Combination Of Metallic Rods - Practice Questions & MCQ

SERIES COMBINATION OF ROD/SLABS IN HEAT CONDUCTION - 

Series combination: Let n slabs each of cross-sectional area A , lengths $l_1, l_2, l_3 \ldots \ldots l_n$ and conductivities $K_1, K_2, K_3 \ldots \ldots . . K_n$ respectively be connected in series -
- Heat current: In the case of series combination, heat current is the same in all the conductors, So -

$
\begin{aligned}
& \frac{Q}{t}=H_1=H_2=H_3 \ldots \ldots \ldots=H_n \\
& \qquad \frac{K_1 A\left(\theta_1-\theta_2\right)}{l_1}=\frac{K_2 A\left(\theta_2-\theta_3\right)}{l_2}=\frac{K_n A\left(\theta_{n-1}-\theta_n\right)}{l_n}
\end{aligned}
$

So, by law of thermal conductivity -
- Thermal resistance - Net thermal resistance is equal to the sum of thermal resistance of all the slabs/rods.
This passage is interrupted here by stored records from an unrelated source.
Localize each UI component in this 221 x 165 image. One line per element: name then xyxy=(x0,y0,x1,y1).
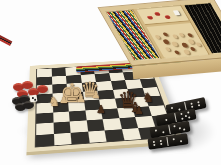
board-square[interactable] xyxy=(71,131,90,144)
domino-divider xyxy=(168,125,171,134)
boxed-chess-piece[interactable] xyxy=(162,39,170,44)
domino-pip xyxy=(180,113,182,115)
domino-pip xyxy=(153,144,155,146)
stray-mikado-stick[interactable] xyxy=(0,35,12,46)
board-square[interactable] xyxy=(88,130,107,143)
red-checker-in-box[interactable] xyxy=(154,12,161,16)
die[interactable] xyxy=(30,95,38,103)
domino-pip xyxy=(160,143,162,145)
boxed-chess-piece[interactable] xyxy=(189,47,195,51)
boxed-chess-piece[interactable] xyxy=(195,42,201,46)
domino-pip xyxy=(184,115,186,117)
board-square[interactable] xyxy=(36,134,54,147)
boxed-chess-piece[interactable] xyxy=(172,35,178,39)
boxed-chess-piece[interactable] xyxy=(165,47,171,51)
domino-pip xyxy=(180,140,182,142)
boxed-chess-piece[interactable] xyxy=(179,33,185,37)
domino-pip xyxy=(190,102,192,104)
boxed-chess-piece[interactable] xyxy=(183,49,191,54)
domino-divider xyxy=(166,137,168,146)
game-compendium-scene: ♞♟♚♟♛♟♟♛♝♞♟ xyxy=(0,0,221,165)
domino-pip xyxy=(173,138,175,140)
domino-pip xyxy=(188,116,190,118)
red-checker-in-box[interactable] xyxy=(164,15,171,19)
boxed-chess-piece[interactable] xyxy=(171,42,179,47)
domino-pip xyxy=(187,112,189,114)
domino-pip xyxy=(155,129,157,131)
chess-piece-black-p[interactable]: ♟ xyxy=(96,104,106,115)
boxed-chess-piece[interactable] xyxy=(174,50,180,54)
boxed-chess-piece[interactable] xyxy=(187,39,195,44)
domino-pip xyxy=(178,127,180,129)
domino-divider xyxy=(174,113,177,122)
chess-piece-black-p[interactable]: ♟ xyxy=(134,105,144,116)
domino-pip xyxy=(183,128,185,130)
domino-pip xyxy=(171,106,173,108)
domino-pip xyxy=(198,105,200,107)
boxed-chess-piece[interactable] xyxy=(162,32,168,36)
chess-piece-black-n[interactable]: ♞ xyxy=(142,91,154,104)
checker-red[interactable] xyxy=(37,85,48,93)
domino-pip xyxy=(197,101,199,103)
domino-pip xyxy=(181,117,183,119)
die-pip xyxy=(34,99,36,101)
boxed-chess-piece[interactable] xyxy=(155,35,161,39)
game-box xyxy=(99,0,221,65)
domino-pip xyxy=(160,139,162,141)
chess-piece-white-p[interactable]: ♟ xyxy=(92,90,101,100)
die-in-box[interactable] xyxy=(172,10,180,15)
red-checker-in-box[interactable] xyxy=(147,15,154,19)
domino-pip xyxy=(173,125,175,127)
domino-pip xyxy=(162,131,164,133)
domino-pip xyxy=(153,140,155,142)
boxed-chess-piece[interactable] xyxy=(187,33,193,37)
boxed-chess-piece[interactable] xyxy=(181,43,189,48)
domino-pip xyxy=(165,118,167,120)
board-square[interactable] xyxy=(53,132,71,145)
So, -

Equivalent thermal resistance: $R=R_1+R_2+\ldots . . R_n$
- Thermal conductivity - From the above equation of equivalent thermal resistance, equivalent thermal conductivity can be calculated as-

$
\begin{aligned}
& \text { From } R_S=R_1+R_2+R_3+\ldots \\
& \quad \frac{l_1+l_2+\ldots l_n}{K_{e q} A_{e q}}=\frac{l_1}{K_1 A}+\frac{l_2}{K_2 A}+\ldots+\frac{l_n}{K_n A} \\
& \Rightarrow K_{\text {equivalent }}=\frac{l_1+l_2+\ldots \ldots l_n}{\frac{l_1}{K_1}+\frac{l_2}{K_2}+\ldots \ldots+\frac{l_n}{K_n}}
\end{aligned}
$
 

$
A_{e q} L_{e q}=A_1 L_1+A_2 L_2+A_3 L_3+\ldots+A_n L_n
$

For series combination: $L_{e q}=L_1+L_2+L_3+\ldots+L_n$ (for each slab having constant area of cross section)
For parallel combination: $A_{e q}=A_1+A_2+A_3+\ldots+A_n$ (for each slab having same length of slab)
- The temperature of the interface of composite bar: For the calculation of this, let the two bars be arranged in series as shown in the figure -
ie., $\frac{Q}{t}=\frac{K_1 A\left(\theta_1-\theta\right)}{l_1}=\frac{K_2 A\left(\theta-\theta_2\right)}{l_2}$
By solving, we get $\theta=\frac{\frac{K_1}{l_1} \theta_1+\frac{K_2}{l_2} \theta_2}{\frac{K_1}{l_1}+\frac{K_2}{l_2}}$

PARALLEL COMBINATION OF ROD/SLABS IN HEAT CONDUCTION - 

Parallel combination : Let n slabs each of lengths $l$, cross-sectional area $A_1, A_2, A_3 \ldots \ldots . A_n$ and conductivities $K_1, K_2, K_3 \ldots \ldots . K_n$ respectively be connected in parallel -
- Heat current If each slab will have different thermal conductivity, then Net heat current will be the sum of heat currents through individual slabs. i.e.,

$
H=H_1+H_2+H_3+\ldots H_n
$

So, by law of thermal conductivity -

$
\begin{aligned}
& \frac{K\left(A_1+A_2+\ldots,+A_n\right)\left(\theta_1-\theta_2\right)}{l} \\
& =\frac{K_1 A_1\left(\theta_1-\theta_2\right)}{l}+\frac{K_2 A_2\left(\theta_1-\theta_2\right)}{l}+\ldots+\frac{K_1 A_n\left(\theta_1-\theta_2\right)}{l}
\end{aligned}
$

- Equivalent Thermal resistance - Net thermal resistance in parallel combination -

$
\frac{1}{R_s}=\frac{1}{R_1}+\frac{1}{R_2}+\frac{1}{R_3}+\ldots \cdot \frac{1}{R_n}
$

- Thermal conductivity - From the above equation of equivalent thermal resistance, equivalent thermal conductivity can be calculated as-

$
\frac{K\left(A_1+A_2+\ldots,+A_n\right)\left(\theta_1-\theta_2\right)}{l}
$
  $\Rightarrow K_{\text {equivalent }}=\frac{K_1 A_1+K_2 A_2+K_3 A_3+\ldots \ldots K_n A_n}{A_1+A_2+A_3+\ldots \ldots A_n}$                        

• Temperature of interface of composite bar : Temperature gradient Same across each slab.